Snapping his head up from his drink, the demon turned and stared at the serious face of his fellow spawn of the devil. "You do?"

"You're thinking of all the fun you had with your master, aren't you?"

The demon scowled as deep as his face would let him, which was, in fact, very deep. "What do you mean 'fun'?"

"Oh, you know. Playing the role of butler, going on missions, all the teasing. Would you not consider it fun?"

"It was just a passing fancy," he muttered.

"Not all demons feel this way after they've finished with their contractors. I, for one, don't care, but it seems that you have developed some sort of emotional bond with your master. Maybe not with your master exactly but with the fun you had."

The demon's head hung low over his drink now, sipping on it through his straw, contemplating on whether he should ring the other demon's head or not. At last, he spoke up,

"You speak as though you've been there."

"To be honest, I haven't." The demon gulped down the remainder of his drink and, after setting it down on the counter, wiped his mouth off with his sleeve. "I've met a few demons who have, though. That is how I know of it."

"Mmm."

"You'll get over it. They always do."

A heavy silence filled the air around them. They sat there, listening to the strange clanging music which projected from the radio, wondering who would be the one to speak next.

"You know," the first demon began, "I really want to knock the glasses off your face right now."

The other demon stared at him, then said, "By all means do, if it'll make you feel better."

"I should think it would," the demon stated thoughtfully.

"Well, go on-"

A fist slammed into the demon's face, knocking him off of his stool, his cracked glasses askew on the marble floor. "Dear, oh, dear," he mumbled as he reached for them and placed them back on his nose.

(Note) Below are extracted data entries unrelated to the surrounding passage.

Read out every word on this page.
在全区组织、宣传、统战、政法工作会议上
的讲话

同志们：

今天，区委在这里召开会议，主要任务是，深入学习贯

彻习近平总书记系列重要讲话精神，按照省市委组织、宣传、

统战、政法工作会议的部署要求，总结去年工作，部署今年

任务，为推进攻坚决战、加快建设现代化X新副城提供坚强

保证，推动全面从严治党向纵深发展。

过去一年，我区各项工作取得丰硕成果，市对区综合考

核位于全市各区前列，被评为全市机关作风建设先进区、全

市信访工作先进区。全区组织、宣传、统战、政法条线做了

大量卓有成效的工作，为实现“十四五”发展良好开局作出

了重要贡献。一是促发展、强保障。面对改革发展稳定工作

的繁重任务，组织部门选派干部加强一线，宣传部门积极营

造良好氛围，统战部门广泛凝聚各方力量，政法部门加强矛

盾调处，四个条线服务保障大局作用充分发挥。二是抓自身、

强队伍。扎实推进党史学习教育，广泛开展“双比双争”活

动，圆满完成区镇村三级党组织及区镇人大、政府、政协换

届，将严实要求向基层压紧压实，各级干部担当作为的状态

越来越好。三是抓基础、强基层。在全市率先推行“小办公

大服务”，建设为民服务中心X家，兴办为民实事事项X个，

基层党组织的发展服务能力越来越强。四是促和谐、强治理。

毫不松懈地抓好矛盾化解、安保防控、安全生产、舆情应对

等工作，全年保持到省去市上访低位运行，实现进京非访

"You don't really need them, do you?" the first demon asked as he towered over his companion, grinning maliciously. "They're really more of a fashion accessory, aren't they?"

"I suppose you could say that," he said, getting to his feet. "But what's with that hair, Michaelis!"

And with that, he landed a punch square on the demon's face.

"What hair gel do you use to make it so perfect? I'd like to know so I can use it."

The demon spat out the blood in his mouth. Leering, he said,"I can't tell you that. If I did, then you'd look just as good as I."

"Aren't you modest," he said as he helped the demon back up.

"It's one of my greatest virtues."

"Heh. How about another re-fill, eh?"

"I would like that."

He reached into his pocket and took out a few black coins. "The drinks are on me."

Once they had sat down again at their stools and had their drinks ready, the demon, "Sebastian," said to the other,

"But I really must stay away from the pint-sized ones from now on..."


A/N: This was inspired by a Tumblr post and then it just kinda went from there. Sebastian and Claude may both be out of character but we don't know what they're like outside of their butler facade so this is what my imagination came up with. Hope you enjoyed!